The thought escaped before I could stop it.

I shouted loudly, without thinking,

"Don't go!"

The moment of realization hit me immediately.

What did I just do?

The entire classroom went silent. Everyone looked at me.

Heat rushed to my face, as if all the blood surged upward.

Why did I say that? What am I doing?

Rina stopped and turned toward me, confused.

"Why can't I go?"

I didn't know what to say. Truly, I didn't.

My mind was empty, my heart racing. Darwin looked at me without speaking—but he was smiling.

This time, his smile made me feel like I was sinking.

I took a deep breath. Say anything… anything.

"I…" I paused, then said,

"I want you to help me with something."

Rina looked at me in confusion, as if she didn't quite understand. Then she said,

"Can't you ask me for help later? I'm a bit busy right now."

At that moment, my heart dropped. No… don't leave now.

I saw her shift slightly, as if she was really about to go, and I stopped thinking altogether.

"Please."

The word slipped out on its own—faster than I intended, weaker than I imagined.

"Help me…"

An odd silence filled the classroom. I felt everyone looking at me, but I couldn't raise my head.

I wasn't thinking about them, or how I looked, or anything else.

Only one thought filled my mind:

Please… don't refuse.

Rina stopped. She didn't speak right away.

A few seconds passed, but they felt unbearably long.

My chest was tight, as if I were waiting for a verdict I couldn't predict.

Then she finally said,

"…Alright."

The moment I heard that word, I breathed without realizing it. Truly… I breathed.

She added calmly,

"Wait for me after everyone leaves."

I nodded silently. I wasn't sure I could speak without revealing how shaken I was.

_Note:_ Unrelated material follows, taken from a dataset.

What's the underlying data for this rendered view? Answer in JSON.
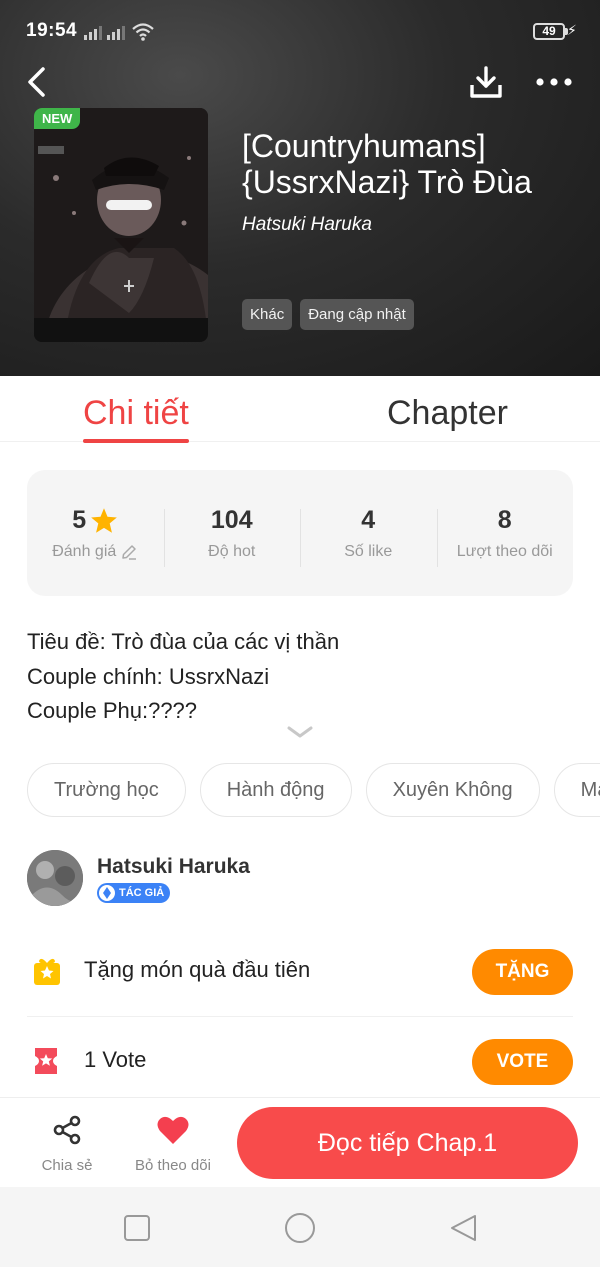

The students began leaving one by one.

I stayed seated, staring ahead. My body was still tense, but the suffocating feeling eased a little.

Then I heard Darwin's voice behind me.

"Let's meet later… when you're done."

He said it casually, as if it meant nothing, then left the classroom quickly without even turning back.

He didn't check whether I heard him. He didn't wait for a response.

I stayed frozen in place.

Meet?

The thought alone made my chest tighten.

No…

I truly hope I never see you again.

I watched the door he left through for a few seconds, then quickly looked away.

I didn't want his image stuck in my head any more than it already was.

Students continued leaving until the room was empty—except for me and Rina.

I walked toward her with hesitant steps.

I wasn't sure what I was going to say, or whether asking for her help was even a good idea.

I stopped in front of her.

She looked at me and asked calmly,

"So, what do you want help with?"

And in that moment…

My mind stopped.

No idea. Not even half of one.

Heat rose to my face. If I stayed silent any longer, I'd look stupid. Maybe I already did.

I searched my mind desperately until one idea finally surfaced—sudden, like a lifeline.

I pulled out the sphere I had obtained from a rift from my pocket.

I knew how to use it, but it seemed like a convincing excuse.

I said,

"I want you to teach me how to use this."